Au début des années 2020, Moscou rêvait d’un retour triomphal sur le continent africain. Promesses de sécurité, discours anti-occidental et accords économiques de grande ampleur devaient faire de la Russie un partenaire incontournable. Mais en 2025, ce projet s’effrite : la stratégie russe, bâtie sur Wagner et des promesses commerciales, se heurte à ses propres contradictions.
Wagner : de fer de lance à fiasco
La mort d’Evgueni Prigogine en août 2023 a ouvert une brèche. Le chef de Wagner, artisan de l’expansion russe en Afrique, disparaît brutalement deux mois après sa mutinerie contre Moscou. Sa disparition précipite la transformation de Wagner en « Africa Corps », une structure placée sous contrôle direct du Kremlin. Cette refonte devait rationaliser l’action russe.

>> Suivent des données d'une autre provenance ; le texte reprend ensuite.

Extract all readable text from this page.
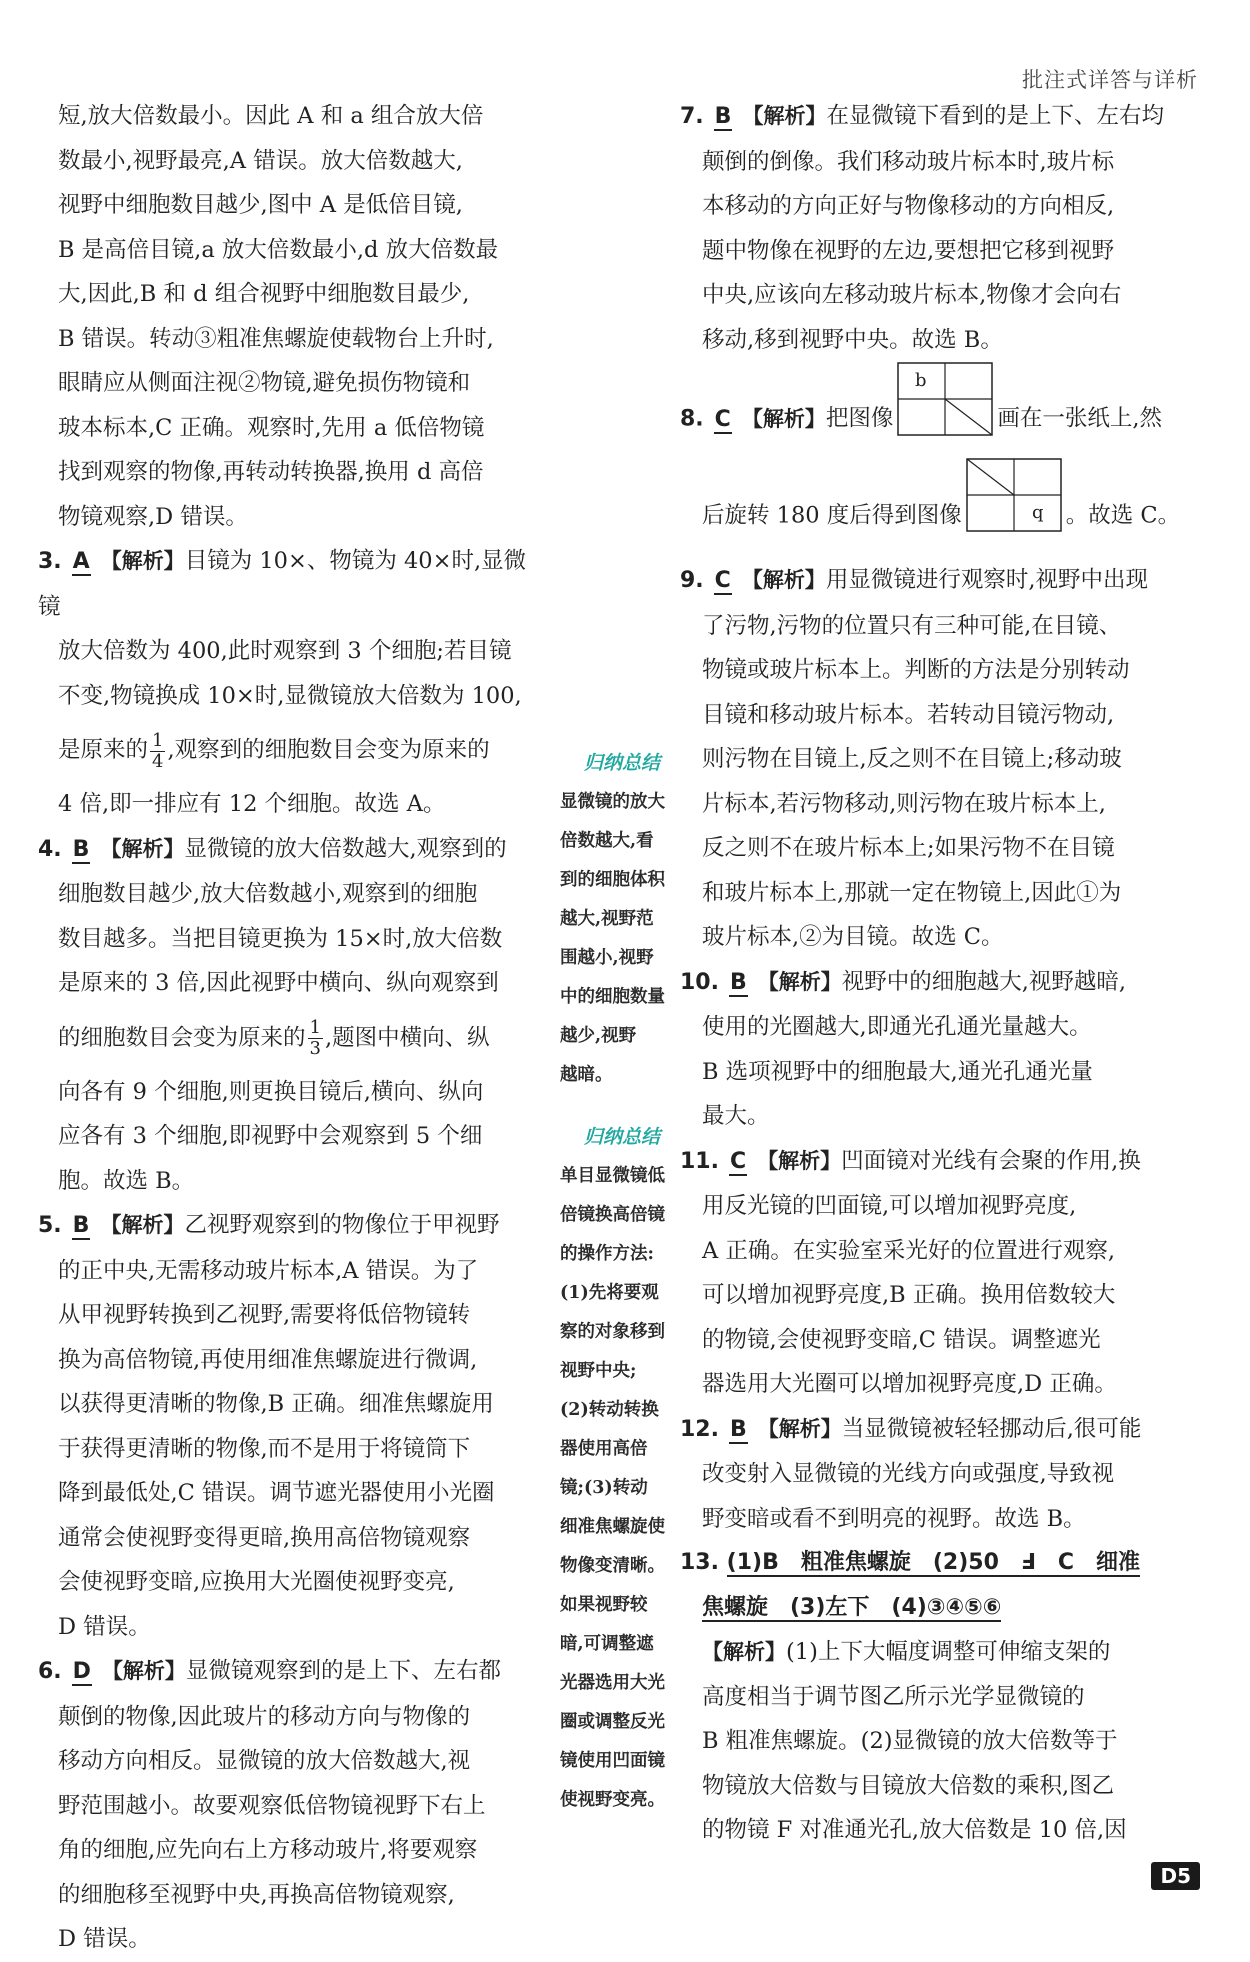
批注式详答与详析
短,放大倍数最小。因此 A 和 a 组合放大倍
数最小,视野最亮,A 错误。放大倍数越大,
视野中细胞数目越少,图中 A 是低倍目镜,
B 是高倍目镜,a 放大倍数最小,d 放大倍数最
大,因此,B 和 d 组合视野中细胞数目最少,
B 错误。转动③粗准焦螺旋使载物台上升时,
眼睛应从侧面注视②物镜,避免损伤物镜和
玻本标本,C 正确。观察时,先用 a 低倍物镜
找到观察的物像,再转动转换器,换用 d 高倍
物镜观察,D 错误。
3. A 【解析】目镜为 10×、物镜为 40×时,显微镜
放大倍数为 400,此时观察到 3 个细胞;若目镜
不变,物镜换成 10×时,显微镜放大倍数为 100,
是原来的 $\frac{1}{4}$ ,观察到的细胞数目会变为原来的
4 倍,即一排应有 12 个细胞。故选 A。
4. B 【解析】显微镜的放大倍数越大,观察到的
细胞数目越少,放大倍数越小,观察到的细胞
数目越多。当把目镜更换为 15×时,放大倍数
是原来的 3 倍,因此视野中横向、纵向观察到
的细胞数目会变为原来的 $\frac{1}{3}$ ,题图中横向、纵
向各有 9 个细胞,则更换目镜后,横向、纵向
应各有 3 个细胞,即视野中会观察到 5 个细
胞。故选 B。
5. B 【解析】乙视野观察到的物像位于甲视野
的正中央,无需移动玻片标本,A 错误。为了
从甲视野转换到乙视野,需要将低倍物镜转
换为高倍物镜,再使用细准焦螺旋进行微调,
以获得更清晰的物像,B 正确。细准焦螺旋用
于获得更清晰的物像,而不是用于将镜筒下
降到最低处,C 错误。调节遮光器使用小光圈
通常会使视野变得更暗,换用高倍物镜观察
会使视野变暗,应换用大光圈使视野变亮,
D 错误。
6. D 【解析】显微镜观察到的是上下、左右都
颠倒的物像,因此玻片的移动方向与物像的
移动方向相反。显微镜的放大倍数越大,视
野范围越小。故要观察低倍物镜视野下右上
角的细胞,应先向右上方移动玻片,将要观察
的细胞移至视野中央,再换高倍物镜观察,
D 错误。
归纳总结
显微镜的放大
倍数越大,看
到的细胞体积
越大,视野范
围越小,视野
中的细胞数量
越少,视野
越暗。
归纳总结
单目显微镜低
倍镜换高倍镜
的操作方法:
(1)先将要观
察的对象移到
视野中央;
(2)转动转换
器使用高倍
镜;(3)转动
细准焦螺旋使
物像变清晰。
如果视野较
暗,可调整遮
光器选用大光
圈或调整反光
镜使用凹面镜
使视野变亮。
7. B 【解析】在显微镜下看到的是上下、左右均
颠倒的倒像。我们移动玻片标本时,玻片标
本移动的方向正好与物像移动的方向相反,
题中物像在视野的左边,要想把它移到视野
中央,应该向左移动玻片标本,物像才会向右
移动,移到视野中央。故选 B。
8. C 【解析】把图像
b
画在一张纸上,然
后旋转 180 度后得到图像	q 。故选 C。
9. C 【解析】用显微镜进行观察时,视野中出现
了污物,污物的位置只有三种可能,在目镜、
物镜或玻片标本上。判断的方法是分别转动
目镜和移动玻片标本。若转动目镜污物动,
则污物在目镜上,反之则不在目镜上;移动玻
片标本,若污物移动,则污物在玻片标本上,
反之则不在玻片标本上;如果污物不在目镜
和玻片标本上,那就一定在物镜上,因此①为
玻片标本,②为目镜。故选 C。
10. B 【解析】视野中的细胞越大,视野越暗,
使用的光圈越大,即通光孔通光量越大。
B 选项视野中的细胞最大,通光孔通光量
最大。
11. C 【解析】凹面镜对光线有会聚的作用,换
用反光镜的凹面镜,可以增加视野亮度,
A 正确。在实验室采光好的位置进行观察,
可以增加视野亮度,B 正确。换用倍数较大
的物镜,会使视野变暗,C 错误。调整遮光
器选用大光圈可以增加视野亮度,D 正确。
12. B 【解析】当显微镜被轻轻挪动后,很可能
改变射入显微镜的光线方向或强度,导致视
野变暗或看不到明亮的视野。故选 B。
13. (1)B　粗准焦螺旋　(2)50　Ⅎ　C　细准
焦螺旋　(3)左下　(4)③④⑤⑥
【解析】(1)上下大幅度调整可伸缩支架的
高度相当于调节图乙所示光学显微镜的
B 粗准焦螺旋。(2)显微镜的放大倍数等于
物镜放大倍数与目镜放大倍数的乘积,图乙
的物镜 F 对准通光孔,放大倍数是 10 倍,因
D5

En réalité, elle masque un recul. Le départ officiel de Wagner du Mali en juin 2025, après quatre années de présence, illustre l’échec : la violence au Sahel n’a pas diminué, les insurrections touarègues se sont intensifiées et les régimes appuyés par Moscou restent fragiles. Les pertes militaires, notamment la mort de dizaines de mercenaires, ont écorné l’image de puissance que la Russie voulait projeter.
L’opinion publique tourne le dos
Les chiffres sont implacables. L’enquête Afrobarometer 2024-2025 révèle que seuls 36 % des Africains interrogés jugent l’influence russe positive, contre 23 % négative. Moscou se retrouve en queue de classement, derrière la Chine (62 %), les États-Unis (52 %), l’Union européenne (50 %) et même l’Inde (39 %).
Certes, le Mali affiche un taux impressionnant de 88 % d’opinions favorables. Mais ailleurs, la Russie peine à séduire : Zambie, Lesotho ou Botswana plafonnent à 13-15 %. Cette géographie fragmentée montre que l’influence russe repose sur quelques bastions militaires isolés, sans véritable ancrage populaire.
Le mirage économique
Sur le plan économique, le contraste est saisissant. En 2019, Vladimir Poutine annonçait un doublement des échanges commerciaux avec l’Afrique en cinq ans, fort de 92 accords signés. En 2024, le commerce Russie-Afrique atteint seulement 24,5 milliards de dollars. À titre de comparaison, la Chine génère plus de 355 milliards la même année. Pire encore, la dépendance de Moscou envers Pékin s’accroît.
La part de la Chine dans le commerce extérieur russe passe de 17,9 % en 2021 à 36,9 % en 2024. Pékin devient à la fois le principal concurrent de Moscou en Afrique et son partenaire vital. L’ambition russe de se poser en alternative économique crédible s’effondre face à la domination chinoise.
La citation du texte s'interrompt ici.